On 5 January, HP invited members of the press to a WebOS event, with invitations that coyly read: “Think big. Think small. Think beyond.” The invites prompted speculation that HP might release tablets in different sizes, or perhaps a tablet and a new smartphone. In the CNBC interview, Bradley offered enough to likely keep the rumour mills turning.

Web Experience

Offering a quick explanation of WebOS, at Bartiromo’s prompting, Bradley said, “It’s the first truly web-based operating system that there is, differentiated from anything on the market today. … It’s the only true multitasking operating system, where you actually can have 20 different applications open simultaneously. So as we think about how that enables everything from smartphones tablets to PCs to potentially other large-screen devices” – and here he makes a wide gesture with his hands, suggesting the size of perhaps a flat-screen television – “we see an enormous opportunity for both ourselves and our customers to get the best web experience, the best content experience, that they can.”

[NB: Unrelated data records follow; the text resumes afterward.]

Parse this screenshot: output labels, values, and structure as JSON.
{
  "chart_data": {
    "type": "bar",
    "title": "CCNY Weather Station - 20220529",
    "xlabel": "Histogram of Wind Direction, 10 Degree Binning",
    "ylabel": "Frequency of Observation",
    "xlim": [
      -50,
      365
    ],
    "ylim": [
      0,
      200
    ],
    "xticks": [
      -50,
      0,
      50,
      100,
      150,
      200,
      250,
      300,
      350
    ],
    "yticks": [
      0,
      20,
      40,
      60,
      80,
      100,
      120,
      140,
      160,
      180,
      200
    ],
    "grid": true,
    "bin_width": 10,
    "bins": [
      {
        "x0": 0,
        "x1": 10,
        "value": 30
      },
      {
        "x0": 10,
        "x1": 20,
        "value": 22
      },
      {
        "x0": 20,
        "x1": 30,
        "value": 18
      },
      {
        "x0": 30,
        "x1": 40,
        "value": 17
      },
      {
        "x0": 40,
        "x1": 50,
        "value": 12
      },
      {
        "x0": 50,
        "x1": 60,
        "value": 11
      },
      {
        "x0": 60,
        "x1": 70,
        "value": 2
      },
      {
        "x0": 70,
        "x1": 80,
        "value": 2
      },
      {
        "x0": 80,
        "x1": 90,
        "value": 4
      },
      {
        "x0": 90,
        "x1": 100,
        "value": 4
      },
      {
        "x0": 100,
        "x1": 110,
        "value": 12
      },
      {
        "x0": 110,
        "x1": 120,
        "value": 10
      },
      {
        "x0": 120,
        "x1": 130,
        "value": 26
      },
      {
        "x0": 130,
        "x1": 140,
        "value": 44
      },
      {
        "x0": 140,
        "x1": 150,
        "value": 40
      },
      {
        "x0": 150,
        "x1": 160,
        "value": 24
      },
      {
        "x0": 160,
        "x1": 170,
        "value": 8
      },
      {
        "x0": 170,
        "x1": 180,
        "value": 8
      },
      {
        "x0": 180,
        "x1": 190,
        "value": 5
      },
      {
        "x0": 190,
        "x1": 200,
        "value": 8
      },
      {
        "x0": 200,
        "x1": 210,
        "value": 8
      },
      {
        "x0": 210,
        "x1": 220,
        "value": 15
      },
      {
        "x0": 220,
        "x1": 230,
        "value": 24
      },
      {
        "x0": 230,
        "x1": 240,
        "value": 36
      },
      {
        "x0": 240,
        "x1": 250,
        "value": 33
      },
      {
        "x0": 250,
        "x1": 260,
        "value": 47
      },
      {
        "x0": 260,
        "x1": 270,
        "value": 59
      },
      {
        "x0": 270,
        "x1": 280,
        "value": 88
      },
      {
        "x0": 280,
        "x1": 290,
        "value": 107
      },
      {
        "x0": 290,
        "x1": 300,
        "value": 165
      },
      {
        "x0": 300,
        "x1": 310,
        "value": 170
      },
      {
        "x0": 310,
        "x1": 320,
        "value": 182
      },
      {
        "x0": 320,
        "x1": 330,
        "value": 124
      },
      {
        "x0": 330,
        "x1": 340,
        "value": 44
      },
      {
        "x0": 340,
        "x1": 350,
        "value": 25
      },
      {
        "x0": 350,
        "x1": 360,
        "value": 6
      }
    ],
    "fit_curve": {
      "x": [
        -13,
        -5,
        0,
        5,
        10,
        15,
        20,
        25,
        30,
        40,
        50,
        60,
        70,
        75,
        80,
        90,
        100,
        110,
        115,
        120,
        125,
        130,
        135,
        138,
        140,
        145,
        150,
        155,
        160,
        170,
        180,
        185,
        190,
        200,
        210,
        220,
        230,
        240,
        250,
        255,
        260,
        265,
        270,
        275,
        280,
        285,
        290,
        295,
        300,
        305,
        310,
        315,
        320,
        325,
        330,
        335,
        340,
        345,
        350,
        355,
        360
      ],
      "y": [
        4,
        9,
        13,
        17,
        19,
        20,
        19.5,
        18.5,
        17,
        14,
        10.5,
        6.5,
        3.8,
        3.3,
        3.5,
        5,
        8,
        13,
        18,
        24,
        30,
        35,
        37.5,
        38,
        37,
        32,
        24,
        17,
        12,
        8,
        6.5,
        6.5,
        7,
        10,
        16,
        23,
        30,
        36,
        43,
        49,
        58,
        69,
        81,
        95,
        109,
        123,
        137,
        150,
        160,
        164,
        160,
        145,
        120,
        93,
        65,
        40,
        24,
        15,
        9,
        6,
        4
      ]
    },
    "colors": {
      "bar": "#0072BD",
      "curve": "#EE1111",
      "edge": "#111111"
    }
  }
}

Bradley additionally called WebOS the “strategic reason” that HP purchased Palm in July 2010, and roughly since that time there’s been talk of its releasing a tablet with the OS but no details on a date.

Arrival Date

In late 2010, Jon Rubinstein, the former CEO of Palm and now the man in charge of the Palm brand under Bradley, offered the loose timeframe of “early 2011.”

Shortly afterward, BMO Capital Markets analyst Keith Bachman narrowed down the date, during a call with investors 13 December, to March. Having just returned from a trip around Asia to visit with a number of manufacturers, many of which had tablets in the works, Bachman added, “It will be a very crowded market in 2011.”

Also arriving fashionably late to the tablet party are, among others, Research In Motion, with its delayed PlayBook, and Sony, which has nonetheless announced its hope to be the No. 2 tablet maker behind Apple by 2012.

Analyst Ken Hyers with Technology Business Research has told eWEEK, however, that by then, Samsung, maker of the popular Galaxy Tab, and not Apple may be the No. 1 tablet maker – and that Sony will have a hard time besting either one.